Although we take appropriate measures to safeguard against unauthorized disclosure of information, no system of electronic storage or transmission can be guaranteed to be 100% secure.
9. Permissions
The App requests the following Android permissions:
Internet: To sync emails and connect to AI services
Microphone: For voice commands and wake word detection
Contacts: For smart recipient suggestions when composing emails
Accounts: For Google Sign-In and multi-account management
Foreground Service: For background email sync
10. Data Retention and Deletion
On-device data. Gmail data stored locally on your device persists until you sign out, clear the App's storage, or uninstall the App. Signing out triggers a wipe of the local Gmail database and cached credentials.
Relay-side usage counters. Aerendir retains per-user usage counters for up to twelve (12) months for billing and quota enforcement, after which they are deleted. No message content is retained at any time.

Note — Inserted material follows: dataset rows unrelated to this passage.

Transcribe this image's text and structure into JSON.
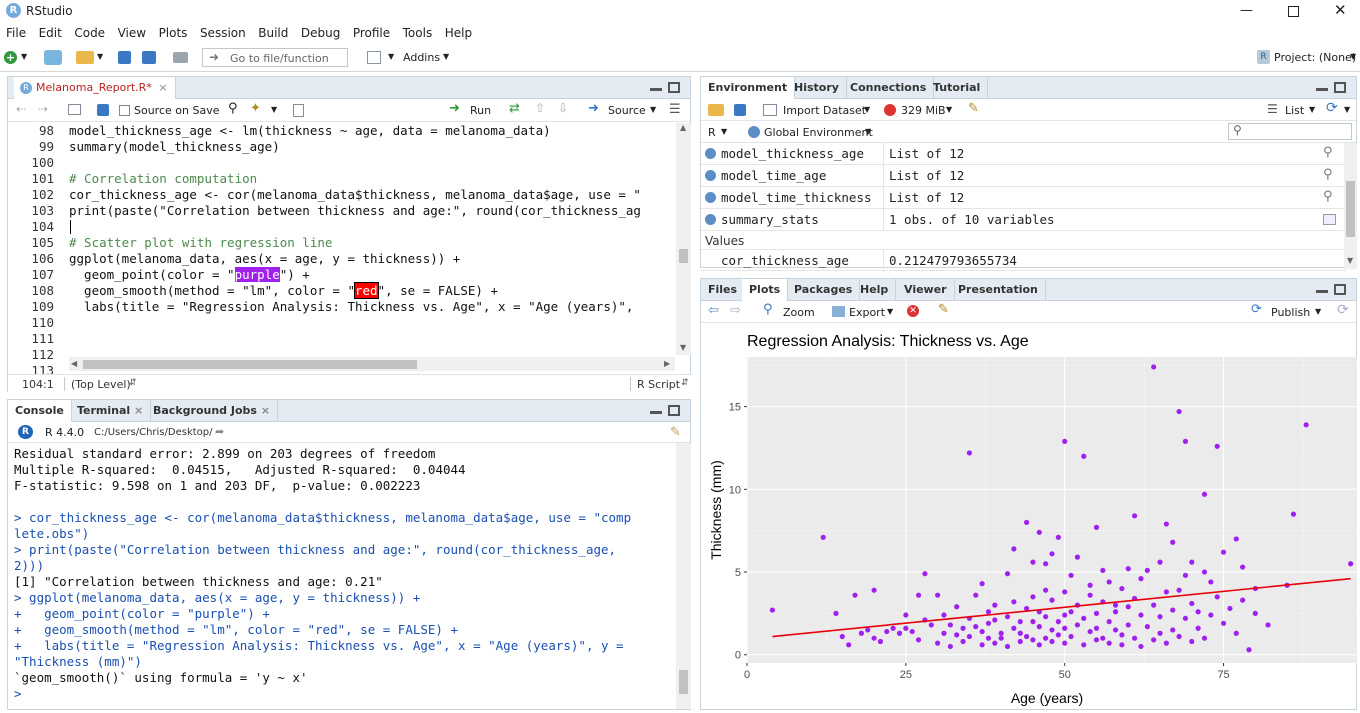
{
  "window": {
    "title": "RStudio"
  },
  "menu": [
    "File",
    "Edit",
    "Code",
    "View",
    "Plots",
    "Session",
    "Build",
    "Debug",
    "Profile",
    "Tools",
    "Help"
  ],
  "toolbar": {
    "goto_placeholder": "Go to file/function",
    "addins": "Addins",
    "project": "Project: (None)"
  },
  "editor": {
    "tab": "Melanoma_Report.R*",
    "source_on_save": "Source on Save",
    "run": "Run",
    "source": "Source",
    "cursor_pos": "104:1",
    "scope": "(Top Level)",
    "filetype": "R Script",
    "line_numbers": [
      "98",
      "99",
      "100",
      "101",
      "102",
      "103",
      "104",
      "105",
      "106",
      "107",
      "108",
      "109",
      "110",
      "111",
      "112",
      "113"
    ],
    "code": {
      "l98": "model_thickness_age <- lm(thickness ~ age, data = melanoma_data)",
      "l99": "summary(model_thickness_age)",
      "l101": "# Correlation computation",
      "l102": "cor_thickness_age <- cor(melanoma_data$thickness, melanoma_data$age, use = \"",
      "l103": "print(paste(\"Correlation between thickness and age:\", round(cor_thickness_ag",
      "l105": "# Scatter plot with regression line",
      "l106": "ggplot(melanoma_data, aes(x = age, y = thickness)) +",
      "l107a": "  geom_point(color = \"",
      "l107b": "purple",
      "l107c": "\") +",
      "l108a": "  geom_smooth(method = \"lm\", color = \"",
      "l108b": "red",
      "l108c": "\", se = FALSE) +",
      "l109": "  labs(title = \"Regression Analysis: Thickness vs. Age\", x = \"Age (years)\","
    }
  },
  "console": {
    "tabs": [
      "Console",
      "Terminal",
      "Background Jobs"
    ],
    "version": "R 4.4.0",
    "path": "C:/Users/Chris/Desktop/",
    "lines": [
      "Residual standard error: 2.899 on 203 degrees of freedom",
      "Multiple R-squared:  0.04515,\tAdjusted R-squared:  0.04044 ",
      "F-statistic: 9.598 on 1 and 203 DF,  p-value: 0.002223",
      "",
      "> cor_thickness_age <- cor(melanoma_data$thickness, melanoma_data$age, use = \"comp",
      "lete.obs\")",
      "> print(paste(\"Correlation between thickness and age:\", round(cor_thickness_age, ",
      "2)))",
      "[1] \"Correlation between thickness and age: 0.21\"",
      "> ggplot(melanoma_data, aes(x = age, y = thickness)) +",
      "+   geom_point(color = \"purple\") +",
      "+   geom_smooth(method = \"lm\", color = \"red\", se = FALSE) +",
      "+   labs(title = \"Regression Analysis: Thickness vs. Age\", x = \"Age (years)\", y = ",
      "\"Thickness (mm)\")",
      "`geom_smooth()` using formula = 'y ~ x'",
      "> "
    ]
  },
  "environment": {
    "tabs": [
      "Environment",
      "History",
      "Connections",
      "Tutorial"
    ],
    "import_dataset": "Import Dataset",
    "memory": "329 MiB",
    "list_view": "List",
    "language": "R",
    "scope": "Global Environment",
    "rows": [
      {
        "name": "model_thickness_age",
        "value": "List of  12"
      },
      {
        "name": "model_time_age",
        "value": "List of  12"
      },
      {
        "name": "model_time_thickness",
        "value": "List of  12"
      },
      {
        "name": "summary_stats",
        "value": "1 obs. of 10 variables"
      }
    ],
    "values_header": "Values",
    "values": [
      {
        "name": "cor_thickness_age",
        "value": "0.212479793655734"
      }
    ]
  },
  "files": {
    "tabs": [
      "Files",
      "Plots",
      "Packages",
      "Help",
      "Viewer",
      "Presentation"
    ],
    "zoom": "Zoom",
    "export": "Export",
    "publish": "Publish"
  },
  "chart_data": {
    "type": "scatter",
    "title": "Regression Analysis: Thickness vs. Age",
    "xlabel": "Age (years)",
    "ylabel": "Thickness (mm)",
    "xlim": [
      0,
      96
    ],
    "ylim": [
      -0.5,
      18
    ],
    "xticks": [
      0,
      25,
      50,
      75
    ],
    "yticks": [
      0,
      5,
      10,
      15
    ],
    "grid": true,
    "point_color": "#a020f0",
    "line_color": "#e8000b",
    "regression": {
      "x": [
        4,
        95
      ],
      "y": [
        1.1,
        4.6
      ]
    },
    "points": [
      [
        4,
        2.7
      ],
      [
        12,
        7.1
      ],
      [
        14,
        2.5
      ],
      [
        15,
        1.1
      ],
      [
        16,
        0.6
      ],
      [
        17,
        3.6
      ],
      [
        18,
        1.3
      ],
      [
        19,
        1.5
      ],
      [
        20,
        1.0
      ],
      [
        20,
        3.9
      ],
      [
        21,
        0.8
      ],
      [
        22,
        1.4
      ],
      [
        23,
        1.6
      ],
      [
        24,
        1.3
      ],
      [
        25,
        1.6
      ],
      [
        25,
        2.4
      ],
      [
        26,
        1.4
      ],
      [
        27,
        3.6
      ],
      [
        27,
        0.9
      ],
      [
        28,
        4.9
      ],
      [
        28,
        2.1
      ],
      [
        29,
        1.8
      ],
      [
        30,
        3.6
      ],
      [
        30,
        0.7
      ],
      [
        31,
        2.4
      ],
      [
        31,
        1.3
      ],
      [
        32,
        1.8
      ],
      [
        32,
        0.5
      ],
      [
        33,
        2.9
      ],
      [
        33,
        1.2
      ],
      [
        34,
        1.6
      ],
      [
        34,
        0.8
      ],
      [
        35,
        12.2
      ],
      [
        35,
        1.1
      ],
      [
        35,
        2.2
      ],
      [
        36,
        3.6
      ],
      [
        36,
        1.7
      ],
      [
        37,
        4.3
      ],
      [
        37,
        0.6
      ],
      [
        37,
        1.4
      ],
      [
        38,
        2.6
      ],
      [
        38,
        1.9
      ],
      [
        38,
        1.0
      ],
      [
        39,
        0.7
      ],
      [
        39,
        2.1
      ],
      [
        39,
        3.0
      ],
      [
        40,
        1.0
      ],
      [
        40,
        1.3
      ],
      [
        41,
        4.9
      ],
      [
        41,
        2.3
      ],
      [
        41,
        0.5
      ],
      [
        42,
        6.4
      ],
      [
        42,
        1.6
      ],
      [
        42,
        3.2
      ],
      [
        43,
        2.0
      ],
      [
        43,
        0.8
      ],
      [
        43,
        1.3
      ],
      [
        44,
        8.0
      ],
      [
        44,
        2.8
      ],
      [
        44,
        1.1
      ],
      [
        45,
        3.5
      ],
      [
        45,
        5.6
      ],
      [
        45,
        0.9
      ],
      [
        45,
        2.0
      ],
      [
        46,
        7.4
      ],
      [
        46,
        2.6
      ],
      [
        46,
        1.7
      ],
      [
        46,
        0.6
      ],
      [
        47,
        5.5
      ],
      [
        47,
        3.9
      ],
      [
        47,
        1.0
      ],
      [
        47,
        2.3
      ],
      [
        48,
        6.1
      ],
      [
        48,
        1.5
      ],
      [
        48,
        0.8
      ],
      [
        48,
        3.3
      ],
      [
        49,
        7.1
      ],
      [
        49,
        2.0
      ],
      [
        49,
        1.2
      ],
      [
        50,
        12.9
      ],
      [
        50,
        3.8
      ],
      [
        50,
        2.4
      ],
      [
        50,
        1.6
      ],
      [
        50,
        0.7
      ],
      [
        51,
        4.8
      ],
      [
        51,
        2.6
      ],
      [
        51,
        1.1
      ],
      [
        52,
        5.9
      ],
      [
        52,
        3.0
      ],
      [
        52,
        1.8
      ],
      [
        53,
        12.0
      ],
      [
        53,
        0.6
      ],
      [
        53,
        2.2
      ],
      [
        54,
        4.2
      ],
      [
        54,
        1.4
      ],
      [
        54,
        3.6
      ],
      [
        55,
        7.7
      ],
      [
        55,
        2.5
      ],
      [
        55,
        0.9
      ],
      [
        55,
        1.6
      ],
      [
        56,
        5.1
      ],
      [
        56,
        3.2
      ],
      [
        56,
        1.0
      ],
      [
        57,
        2.0
      ],
      [
        57,
        4.4
      ],
      [
        57,
        0.7
      ],
      [
        58,
        3.0
      ],
      [
        58,
        1.5
      ],
      [
        58,
        2.6
      ],
      [
        59,
        4.0
      ],
      [
        59,
        1.2
      ],
      [
        59,
        0.6
      ],
      [
        60,
        5.2
      ],
      [
        60,
        2.9
      ],
      [
        60,
        1.8
      ],
      [
        61,
        8.4
      ],
      [
        61,
        3.4
      ],
      [
        61,
        1.0
      ],
      [
        62,
        2.4
      ],
      [
        62,
        0.5
      ],
      [
        62,
        4.6
      ],
      [
        63,
        5.1
      ],
      [
        63,
        1.7
      ],
      [
        64,
        17.4
      ],
      [
        64,
        3.0
      ],
      [
        64,
        0.9
      ],
      [
        65,
        5.6
      ],
      [
        65,
        2.3
      ],
      [
        65,
        1.3
      ],
      [
        66,
        7.9
      ],
      [
        66,
        3.8
      ],
      [
        66,
        0.7
      ],
      [
        67,
        6.8
      ],
      [
        67,
        2.7
      ],
      [
        67,
        1.5
      ],
      [
        68,
        14.7
      ],
      [
        68,
        3.9
      ],
      [
        68,
        1.1
      ],
      [
        69,
        12.9
      ],
      [
        69,
        4.8
      ],
      [
        69,
        2.2
      ],
      [
        70,
        5.6
      ],
      [
        70,
        3.1
      ],
      [
        70,
        0.8
      ],
      [
        71,
        2.6
      ],
      [
        71,
        1.6
      ],
      [
        72,
        9.7
      ],
      [
        72,
        5.0
      ],
      [
        72,
        1.0
      ],
      [
        73,
        4.4
      ],
      [
        73,
        2.4
      ],
      [
        74,
        12.6
      ],
      [
        74,
        3.5
      ],
      [
        75,
        6.2
      ],
      [
        75,
        1.9
      ],
      [
        76,
        2.8
      ],
      [
        77,
        7.0
      ],
      [
        77,
        1.3
      ],
      [
        78,
        5.3
      ],
      [
        78,
        3.3
      ],
      [
        79,
        0.3
      ],
      [
        80,
        2.5
      ],
      [
        80,
        4.0
      ],
      [
        82,
        1.8
      ],
      [
        85,
        4.2
      ],
      [
        86,
        8.5
      ],
      [
        88,
        13.9
      ],
      [
        95,
        5.5
      ]
    ]
  }
}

Revoking access. Revoke RAI Inbox's access to your Gmail account at any time at myaccount.google.com/permissions. Revocation immediately prevents the App from making further Gmail API calls on your behalf.
Deletion requests. Email info@aermob.com with subject line "RAI Inbox Data Deletion Request". Verified requests are actioned within 30 days.
11. Your Rights
Remove your account and all local data from the App at any time
Delete your account and all associated server-side data using the Delete Account button in the App's settings
Disable AI features in Settings to prevent any email content from being transmitted off-device
12. Children's Privacy
The App is not intended for children under 13 years of age. We do not knowingly collect personal information from children.
13. Changes to This Policy
We may update this Privacy Policy from time to time. Changes will be posted on this page with an updated revision date. Material changes will be communicated via an in-App notice prior to taking effect. Continued use of the App after changes constitutes acceptance of the revised policy.